“Sembrando esperanza y solidaridad”

Participar en la actividad espiritual "Plantemos Juntos”, misión de invierno del Colegio del Verbo Divino (junio, 2025), con un grupo de 40 estudiantes de enseñanza media y seis profesores, fue una experiencia verdaderamente enriquecedora y llena de significado. Como sacerdote del colegio y miembro de la congregación del Verbo Divino, es un llamado y testimonio de respuesta a la encíclica “Laudato Si” del papa Francisco (24/5/2025). En un contexto católico, esta iniciativa nos invita a reflexionar sobre la importancia de sembrar amor, esperanza y fe en nuestras comunidades, especialmente en tiempos de invierno, cuando la esperanza puede parecer más difícil de encontrar. Asimismo, esta tarea de plantar árboles nativos en la isla de Chiloé, especialmente en la localidad de Chacao, es un desafío que los estudiantes del colegio han dado prueba de interés, sacrificio, evangelización y contacto con las personas del lugar, y es una muestra de trabajo que nos invita a los adultos a seguir su ejemplo.

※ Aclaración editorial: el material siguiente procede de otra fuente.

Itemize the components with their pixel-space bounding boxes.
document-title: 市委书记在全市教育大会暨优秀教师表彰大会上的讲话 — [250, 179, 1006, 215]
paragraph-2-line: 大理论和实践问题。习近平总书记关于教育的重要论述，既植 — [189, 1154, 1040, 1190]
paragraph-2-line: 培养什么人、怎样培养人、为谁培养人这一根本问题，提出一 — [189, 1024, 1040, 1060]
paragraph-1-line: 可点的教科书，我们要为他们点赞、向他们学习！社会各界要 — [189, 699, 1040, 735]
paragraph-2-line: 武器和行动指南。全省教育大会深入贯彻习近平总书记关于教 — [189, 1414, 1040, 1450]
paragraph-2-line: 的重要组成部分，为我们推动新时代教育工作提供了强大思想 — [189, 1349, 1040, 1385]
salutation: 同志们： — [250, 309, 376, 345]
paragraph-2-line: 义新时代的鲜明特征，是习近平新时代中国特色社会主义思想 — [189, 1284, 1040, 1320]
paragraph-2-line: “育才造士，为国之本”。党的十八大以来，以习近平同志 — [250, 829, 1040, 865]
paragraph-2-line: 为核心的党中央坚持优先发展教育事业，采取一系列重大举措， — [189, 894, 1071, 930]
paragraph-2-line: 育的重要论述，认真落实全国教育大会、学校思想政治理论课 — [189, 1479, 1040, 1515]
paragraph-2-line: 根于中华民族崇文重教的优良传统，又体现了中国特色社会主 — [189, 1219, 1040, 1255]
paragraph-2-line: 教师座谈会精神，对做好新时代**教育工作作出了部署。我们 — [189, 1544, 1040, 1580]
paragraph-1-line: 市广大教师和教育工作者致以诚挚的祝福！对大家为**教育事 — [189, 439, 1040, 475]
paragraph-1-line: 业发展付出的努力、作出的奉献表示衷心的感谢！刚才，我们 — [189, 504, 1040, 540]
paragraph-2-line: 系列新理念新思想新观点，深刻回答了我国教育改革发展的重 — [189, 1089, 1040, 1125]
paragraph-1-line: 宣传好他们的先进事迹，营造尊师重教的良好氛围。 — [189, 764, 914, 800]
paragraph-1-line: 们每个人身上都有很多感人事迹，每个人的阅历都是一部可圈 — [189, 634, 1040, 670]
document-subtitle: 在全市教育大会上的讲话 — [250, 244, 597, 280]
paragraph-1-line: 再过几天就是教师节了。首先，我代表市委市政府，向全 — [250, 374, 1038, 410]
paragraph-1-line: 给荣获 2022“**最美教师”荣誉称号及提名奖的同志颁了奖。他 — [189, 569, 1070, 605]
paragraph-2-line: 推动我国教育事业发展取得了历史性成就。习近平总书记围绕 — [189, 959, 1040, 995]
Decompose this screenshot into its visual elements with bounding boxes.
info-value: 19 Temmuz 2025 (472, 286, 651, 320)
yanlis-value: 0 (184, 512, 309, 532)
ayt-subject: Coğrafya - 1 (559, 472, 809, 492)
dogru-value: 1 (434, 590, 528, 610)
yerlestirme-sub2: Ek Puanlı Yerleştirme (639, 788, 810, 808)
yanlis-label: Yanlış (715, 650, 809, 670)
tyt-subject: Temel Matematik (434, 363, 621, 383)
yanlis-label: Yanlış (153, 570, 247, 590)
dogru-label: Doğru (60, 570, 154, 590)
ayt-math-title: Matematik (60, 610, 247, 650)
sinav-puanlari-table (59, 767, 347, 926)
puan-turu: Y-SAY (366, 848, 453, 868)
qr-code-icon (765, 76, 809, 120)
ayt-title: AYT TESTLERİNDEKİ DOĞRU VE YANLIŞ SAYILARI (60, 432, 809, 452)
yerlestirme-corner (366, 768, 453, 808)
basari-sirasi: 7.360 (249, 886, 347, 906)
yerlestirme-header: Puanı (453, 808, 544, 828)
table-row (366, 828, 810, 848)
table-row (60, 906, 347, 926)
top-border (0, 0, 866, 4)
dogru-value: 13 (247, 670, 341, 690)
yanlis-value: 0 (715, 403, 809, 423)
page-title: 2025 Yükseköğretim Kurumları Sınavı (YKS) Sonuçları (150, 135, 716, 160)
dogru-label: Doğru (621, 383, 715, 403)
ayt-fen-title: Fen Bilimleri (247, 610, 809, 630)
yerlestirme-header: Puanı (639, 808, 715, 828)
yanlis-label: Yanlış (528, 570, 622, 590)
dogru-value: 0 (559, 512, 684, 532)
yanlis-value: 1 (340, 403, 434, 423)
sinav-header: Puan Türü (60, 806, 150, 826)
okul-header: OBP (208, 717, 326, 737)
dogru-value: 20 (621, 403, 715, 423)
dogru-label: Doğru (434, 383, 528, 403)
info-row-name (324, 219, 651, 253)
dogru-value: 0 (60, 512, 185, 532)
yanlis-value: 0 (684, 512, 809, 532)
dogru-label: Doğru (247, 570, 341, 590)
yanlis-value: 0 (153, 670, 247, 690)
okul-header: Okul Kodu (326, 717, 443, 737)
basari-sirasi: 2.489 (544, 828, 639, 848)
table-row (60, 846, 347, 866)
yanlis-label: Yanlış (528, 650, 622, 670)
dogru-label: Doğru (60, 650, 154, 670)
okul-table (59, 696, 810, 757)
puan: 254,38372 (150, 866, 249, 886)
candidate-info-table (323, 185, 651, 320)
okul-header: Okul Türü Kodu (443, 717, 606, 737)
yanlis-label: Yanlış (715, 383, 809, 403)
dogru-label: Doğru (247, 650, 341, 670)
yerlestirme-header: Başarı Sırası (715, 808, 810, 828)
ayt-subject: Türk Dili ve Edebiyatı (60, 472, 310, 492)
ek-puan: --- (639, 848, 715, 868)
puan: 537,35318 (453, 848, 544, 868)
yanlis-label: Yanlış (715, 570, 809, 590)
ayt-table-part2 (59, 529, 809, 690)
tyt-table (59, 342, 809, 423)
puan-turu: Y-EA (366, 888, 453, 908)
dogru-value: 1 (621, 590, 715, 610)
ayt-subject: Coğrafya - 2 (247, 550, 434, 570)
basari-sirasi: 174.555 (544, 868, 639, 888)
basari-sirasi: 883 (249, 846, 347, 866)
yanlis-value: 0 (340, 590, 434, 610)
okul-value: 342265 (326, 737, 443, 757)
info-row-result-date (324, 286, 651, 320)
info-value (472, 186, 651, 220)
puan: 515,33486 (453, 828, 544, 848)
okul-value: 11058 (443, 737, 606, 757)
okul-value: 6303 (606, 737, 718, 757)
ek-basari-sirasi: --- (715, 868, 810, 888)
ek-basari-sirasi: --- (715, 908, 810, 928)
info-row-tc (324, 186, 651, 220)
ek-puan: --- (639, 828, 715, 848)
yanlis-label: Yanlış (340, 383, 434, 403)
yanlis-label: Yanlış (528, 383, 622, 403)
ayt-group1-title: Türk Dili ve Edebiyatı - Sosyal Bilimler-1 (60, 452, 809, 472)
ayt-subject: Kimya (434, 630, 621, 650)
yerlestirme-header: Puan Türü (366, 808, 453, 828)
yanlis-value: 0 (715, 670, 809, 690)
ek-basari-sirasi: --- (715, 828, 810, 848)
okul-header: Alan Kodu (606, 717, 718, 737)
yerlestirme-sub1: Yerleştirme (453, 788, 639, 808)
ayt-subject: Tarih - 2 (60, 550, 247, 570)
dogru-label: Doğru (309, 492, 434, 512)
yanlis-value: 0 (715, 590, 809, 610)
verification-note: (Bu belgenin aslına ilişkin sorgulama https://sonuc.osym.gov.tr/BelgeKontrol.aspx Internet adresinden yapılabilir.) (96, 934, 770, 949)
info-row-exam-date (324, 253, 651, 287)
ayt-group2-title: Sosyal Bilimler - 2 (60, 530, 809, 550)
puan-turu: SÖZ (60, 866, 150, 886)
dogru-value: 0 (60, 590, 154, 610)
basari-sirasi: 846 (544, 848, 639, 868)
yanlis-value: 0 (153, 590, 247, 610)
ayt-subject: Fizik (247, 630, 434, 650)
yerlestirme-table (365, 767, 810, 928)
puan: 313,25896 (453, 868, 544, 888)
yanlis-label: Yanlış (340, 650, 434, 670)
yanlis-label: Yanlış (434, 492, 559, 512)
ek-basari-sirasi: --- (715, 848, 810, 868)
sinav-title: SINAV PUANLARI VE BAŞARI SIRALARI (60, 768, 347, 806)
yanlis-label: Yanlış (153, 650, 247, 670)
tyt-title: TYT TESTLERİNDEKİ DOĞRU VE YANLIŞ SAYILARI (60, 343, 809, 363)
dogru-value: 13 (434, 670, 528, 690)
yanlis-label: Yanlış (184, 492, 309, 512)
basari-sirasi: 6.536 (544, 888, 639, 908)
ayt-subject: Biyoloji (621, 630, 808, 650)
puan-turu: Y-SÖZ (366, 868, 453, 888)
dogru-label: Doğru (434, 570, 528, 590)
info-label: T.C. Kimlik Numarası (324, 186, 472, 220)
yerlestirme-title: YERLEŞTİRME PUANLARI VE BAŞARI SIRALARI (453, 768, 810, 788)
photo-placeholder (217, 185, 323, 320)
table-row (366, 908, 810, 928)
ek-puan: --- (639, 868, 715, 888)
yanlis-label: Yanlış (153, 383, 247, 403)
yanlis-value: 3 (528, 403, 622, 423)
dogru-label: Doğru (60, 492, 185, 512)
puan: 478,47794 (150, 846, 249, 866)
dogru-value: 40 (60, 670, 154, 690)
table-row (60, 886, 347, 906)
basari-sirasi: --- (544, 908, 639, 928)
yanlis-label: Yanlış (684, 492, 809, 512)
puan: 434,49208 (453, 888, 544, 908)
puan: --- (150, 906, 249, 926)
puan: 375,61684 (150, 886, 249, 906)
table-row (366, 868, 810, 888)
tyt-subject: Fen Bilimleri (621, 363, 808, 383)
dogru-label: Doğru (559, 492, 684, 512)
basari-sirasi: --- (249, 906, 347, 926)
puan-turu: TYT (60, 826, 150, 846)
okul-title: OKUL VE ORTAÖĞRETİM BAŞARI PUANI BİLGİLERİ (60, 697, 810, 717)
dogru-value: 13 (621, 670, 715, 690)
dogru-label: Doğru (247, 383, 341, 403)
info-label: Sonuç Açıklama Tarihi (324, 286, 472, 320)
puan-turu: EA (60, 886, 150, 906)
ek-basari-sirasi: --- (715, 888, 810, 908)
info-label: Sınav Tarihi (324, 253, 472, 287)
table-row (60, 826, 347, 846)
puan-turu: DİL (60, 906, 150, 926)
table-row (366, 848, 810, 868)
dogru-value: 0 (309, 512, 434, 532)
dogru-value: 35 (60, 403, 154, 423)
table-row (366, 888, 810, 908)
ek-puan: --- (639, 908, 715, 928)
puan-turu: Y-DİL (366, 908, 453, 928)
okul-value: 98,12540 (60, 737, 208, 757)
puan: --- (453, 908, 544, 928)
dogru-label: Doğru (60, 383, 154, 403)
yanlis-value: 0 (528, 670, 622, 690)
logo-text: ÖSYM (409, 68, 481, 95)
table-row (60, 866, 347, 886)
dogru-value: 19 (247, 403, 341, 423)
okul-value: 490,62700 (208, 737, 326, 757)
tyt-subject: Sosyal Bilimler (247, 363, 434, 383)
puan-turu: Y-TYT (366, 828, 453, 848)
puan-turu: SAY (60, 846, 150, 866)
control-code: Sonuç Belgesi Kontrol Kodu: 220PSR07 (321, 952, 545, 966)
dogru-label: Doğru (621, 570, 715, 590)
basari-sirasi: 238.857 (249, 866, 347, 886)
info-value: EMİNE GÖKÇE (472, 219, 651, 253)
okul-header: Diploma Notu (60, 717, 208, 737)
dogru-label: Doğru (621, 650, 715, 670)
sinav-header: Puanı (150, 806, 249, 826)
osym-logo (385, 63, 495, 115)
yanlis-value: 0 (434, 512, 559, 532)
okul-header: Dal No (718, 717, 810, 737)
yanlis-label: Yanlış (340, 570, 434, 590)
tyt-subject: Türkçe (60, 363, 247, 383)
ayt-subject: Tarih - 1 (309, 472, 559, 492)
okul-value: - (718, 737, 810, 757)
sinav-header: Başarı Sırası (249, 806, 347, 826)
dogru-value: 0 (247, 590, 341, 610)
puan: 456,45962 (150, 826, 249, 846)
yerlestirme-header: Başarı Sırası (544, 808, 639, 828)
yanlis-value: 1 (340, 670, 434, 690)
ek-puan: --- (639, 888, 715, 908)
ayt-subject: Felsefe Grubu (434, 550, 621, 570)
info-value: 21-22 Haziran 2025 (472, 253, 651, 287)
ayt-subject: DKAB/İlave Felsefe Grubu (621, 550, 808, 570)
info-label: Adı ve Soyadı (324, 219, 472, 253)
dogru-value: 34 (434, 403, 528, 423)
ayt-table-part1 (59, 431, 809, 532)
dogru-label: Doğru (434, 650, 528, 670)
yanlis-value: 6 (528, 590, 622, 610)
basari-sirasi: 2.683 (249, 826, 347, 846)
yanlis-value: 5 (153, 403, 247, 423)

Desde el primer momento, ha existido una profunda conexión con la misión de sembrar no solamente especies nativas, sino también valores cristianos en nuestro entorno. La actividad nos motivó a colaborar en proyectos que beneficien a los más necesitados, en este caso especial, como señala la encíclica en parte esencial y el papa a “cuidar la casa común, recordándonos que estamos llamados a ser instrumentos de Dios en el mundo”. Además, la oración, la reflexión y el trabajo en equipo fortalecieron la vivencia de nuestros estudiantes, profesores y mi propia experiencia de fe y compromiso con los valores del evangelio.

Durante cada jornada, compartimos momentos de oración y celebración de la Eucaristía, que ayudaron a renovar la confianza en la presencia de Dios en cada acción que realizamos. Ver cómo pequeños gestos pueden transformar vidas, llenó de esperanza y motivó a seguir sembrando esperanza y solidaridad en nuestro día a día. Además, la comunidad que se formó durante esta misión fue muy especial. Todos hemos compartido un mismo propósito: plantar y hacer el bien y llevar la luz de Cristo a quienes más lo necesitan. Esta experiencia enseñó que, aunque el invierno puede parecer una estación fría y dura, en un lugar alejado del colegio y la vida de nuestros miembros del “Plantemos juntos”. Es con fe y colaboración, que podemos sembrar semillas de esperanza que florecerán en el tiempo de Dios. Recibimos una invitación para evangelizar y “salir al mundo”; también es este un testimonio y un esfuerzo evangelizador para todos los integrantes de nuestra comunidad del Colegio del Verbo Divino. ¡Que así sea!